A metal alloy is a mixture of one metal with other metals or non-metals. Alloys are created to expand and enhance the functionality and workability of the metal. These alloys carry attributes the original metals do not, such an increased ability to fight corrosive elements. These products are specifically made to create desirable effects that increase the effectiveness of the metals.
Aluminium is known for its light weight and its ability to strengthen when cold worked. According to the All Metals & Force Group website, to increase its strength aluminium is combined with elements including manganese, silicon, copper, magnesium and zinc. Aluminium alloys start to lose their strength at higher temperatures.
Copper carries a wide range of properties, including resistance to corrosive elements and an increased level of electrical conductivity. Copper alloys are sorted into groups; coppers, high-copper alloys, brasses, bronzes, aluminium bronzes, silicon bronzes and copper nickels. These alloys do not have a clearly marked yield point, the point where elastic material under stress stops behaving elastically. There are more than 350 commercial copper and copper-alloy formulations.
There are five categories of steel alloys: carbon steels, high strength low alloy steels, quenched and tempered steels, heat treatable low alloy steels and chromium-molybdenum steels. Steel alloys are carbon steels mixed with chemical elements. According to the All Metals & Force Group website, this is done to change the steel's mechanical or physical properties.
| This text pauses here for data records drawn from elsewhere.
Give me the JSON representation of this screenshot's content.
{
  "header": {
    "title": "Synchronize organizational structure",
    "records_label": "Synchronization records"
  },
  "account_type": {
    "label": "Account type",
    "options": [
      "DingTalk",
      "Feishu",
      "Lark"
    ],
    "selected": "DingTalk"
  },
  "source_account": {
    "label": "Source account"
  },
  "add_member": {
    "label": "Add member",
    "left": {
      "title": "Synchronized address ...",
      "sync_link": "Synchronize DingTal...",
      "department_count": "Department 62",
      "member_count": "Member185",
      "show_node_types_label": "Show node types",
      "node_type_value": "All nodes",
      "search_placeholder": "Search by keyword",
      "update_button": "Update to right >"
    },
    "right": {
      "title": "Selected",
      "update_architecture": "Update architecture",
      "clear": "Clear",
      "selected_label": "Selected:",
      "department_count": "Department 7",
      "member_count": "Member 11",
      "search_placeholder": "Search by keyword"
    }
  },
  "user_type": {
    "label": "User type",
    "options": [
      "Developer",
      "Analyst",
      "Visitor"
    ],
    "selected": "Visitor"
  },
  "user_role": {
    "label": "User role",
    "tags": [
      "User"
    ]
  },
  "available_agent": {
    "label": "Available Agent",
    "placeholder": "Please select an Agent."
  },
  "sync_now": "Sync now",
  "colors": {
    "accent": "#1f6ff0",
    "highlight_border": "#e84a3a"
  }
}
The addition of lead vastly improves the workability of steels. A common steel alloy is stainless steel.
Gold alloys are created to balance the softness of gold. It is too soft for use on its own, so it's hardened by adding copper, silver, nickel, palladium or zinc. The colour of the final product is reliant on the ratio of the alloys, and can vary from white to yellow to red. Alloying gold increases its strength and hardness but limits its ability to be shaped.